Yesterday during an early press tour, board treasurer Frank Statkus said the museum was in “a very healthy financial situation.” Some reserves are in place, and fund-raising will continue, he said.
Under a new formula, 60 percent of revenue will come from contributions, and 40 percent from earnings, including museum admissions. The standard approach is different from what the museum was using before.
Bellevue Arts Museum
510 Bellevue Way N.E., 425-519-0770, www.bellevuearts.org
Opens Saturday, with free admission this weekend
Hours: Tuesday-Thursday, 10 a.m. to 5:30 p.m.; Friday, 10 a.m. to 9 p.m.; Saturday, 10 a.m. to 5:30 p.m., Sunday, 11 a.m. to 5:30 p.m.; closed Monday
Admission: $7 adults, $5 seniors, free for children 6 and under
Exhibits: The Artful Teapot: 20th Century Expression from the Kamm Collection, June 18-Oct. 2
The Artist Responds: Albert Paley and Art Nouveau, June 18-Sept. 25
Taking Shape: Pilchuck Glass School in the ’70s, June 18-Jan. 29, 2006
TEAlicious: A Global Infusion, June 18-Sept. 18
The museum is also working toward setting up an endowment, said Angela Sutter, board president. “We are always thinking about sustainability, and an endowment is a milestone we will achieve. We are very confident in that,” she said.
The museum’s focus this week, however, is strictly on art.
And visitors will find a range of things to see inside the remodeled building.
On the top floor, “The Artful Teapot” features 250 fanciful teapots created from a wide range of materials; visitors can learn more about the global art of the tea ceremony by wandering through the adjacent “TEAlicious.”
On the second floor, “The Artist Responds” displays the work and inspirations of iron artist Albert Paley.
A variety of glasswork, much of it from private Bellevue collections, is installed in the permanent Pilchuck Glass School Gallery, where visitors also can learn about the humble 1970s roots of the school.
Admission, which was raised from $6 to $7, is on par with other major area museums.
During its renovation, the museum installed a new lighting system to better display objects, carpet to soften the feel of the galleries, and other interior changes geared toward making spaces more intimate.
The ground floor, which opens up onto bustling Bellevue Way and sits next to the future Lincoln Square tower, features Northwest craft artists, including a soaring new Dale Chihuly glass sculpture.
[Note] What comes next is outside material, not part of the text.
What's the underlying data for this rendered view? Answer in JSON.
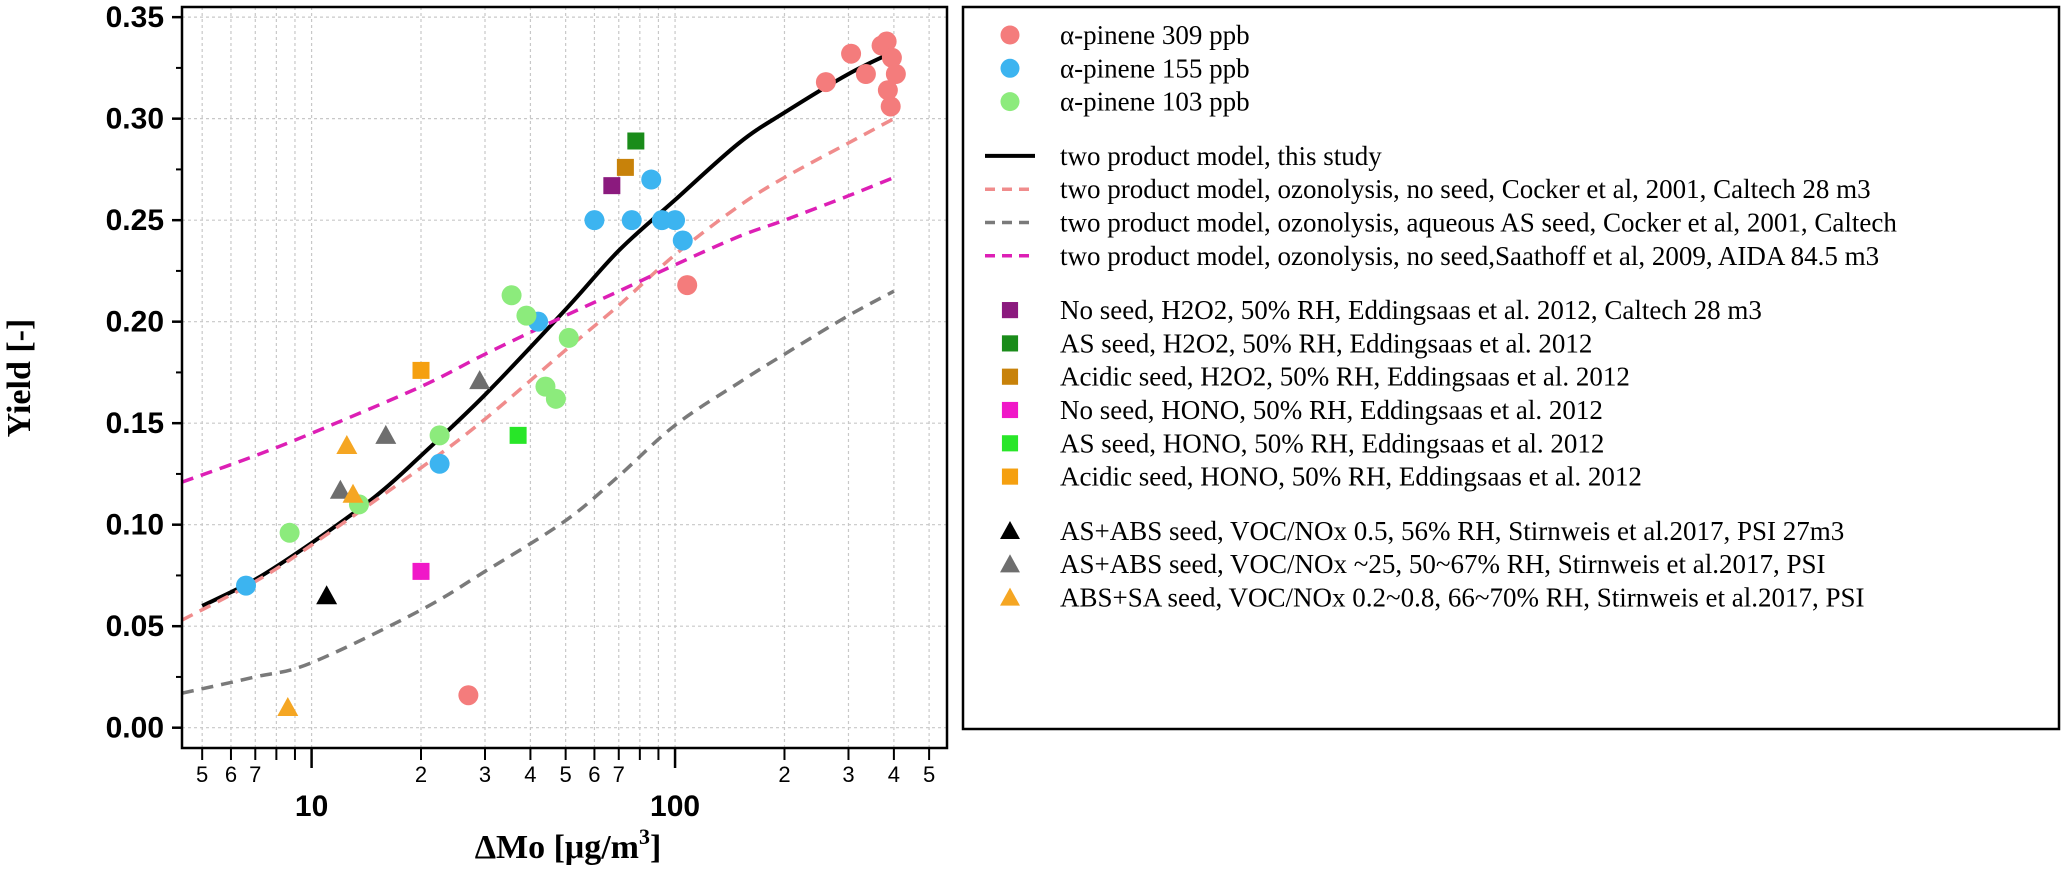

The ground floor, which includes a gift shop and The Museum Cafe, is open to all without an admission fee.
“It acts as a way to entice people into the museum,” Monroe said.
Museum directors have high hopes for the cafe, which was remodeled and will host a regular weekend jazz program.
The museum’s long-awaited opening Saturday comes after two false starts, one last summer and another in October, because of lack of funding.
Since then, Monroe, who started in July and is a former curator-in-charge at the Smithsonian American Art Museum’s Renwick Gallery, has been working to repair relationships and attract new donors.
The museum has returned to its roots, moving away from its spotlight on contemporary art and renewing its commitment to craft and design — the focus of the original museum and the associated annual Bellevue Arts & Crafts Fair.
Directors say they think the change will help boost attendance.
“We have an institution that will be nationally and internationally known as a center for craft and design,” Sutter said.
Monroe added, “This (crafts focus) is a real niche here, in this part of the country.” He said he’s been approached by other museums and collection owners around the country interested in showing their exhibits.
The museum’s new curator, Stefano Catalani, said yesterday that he wants the museum to be able to create and organize its own exhibits, rather than hosting existing ones.
Monroe hinted yesterday at the possibility that one day, the museum would likely pursue a permanent collection of its own.
“Ultimately I do believe we will head off in that direction,” he said.